The London Solicitors Litigation Association (LSLA) and the Law Society both slammed the government's proposals in their responses to the Department for Constitutional Affairs consultation, which closes this week.


The LSLA said the proposed increases were a 'slippery slope' towards 'making court users bear increasingly burdensome court fees'. It said: 'In principle, if the present proposals achieve 100% cost recovery, no more than inflationary increases will be required in the future. Yet we note the reference in the consultation paper to the possible "introduction of trial fees in larger civil cases".
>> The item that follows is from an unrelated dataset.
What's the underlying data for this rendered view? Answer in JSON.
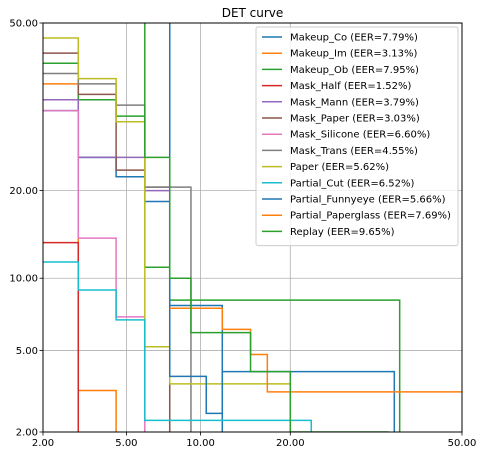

'We cannot overemphasise the deleterious effect which any such proposal for trial fees will have on the attractiveness of the Supreme Court as a forum for litigating major disputes. One of the few positive benefits we could see in the present proposals would be if they served to put an end once and for all to the concept of introducing trial fees, but we fear this is not the intention.'


The Law Society said the 'continual' civil fee increases were having a 'negative effect on access to justice'. It added that in family cases, the proposed fees hike would put an 'unfair burden on people on low and middle incomes in society', and would 'place even greater strain on the legal aid fund'.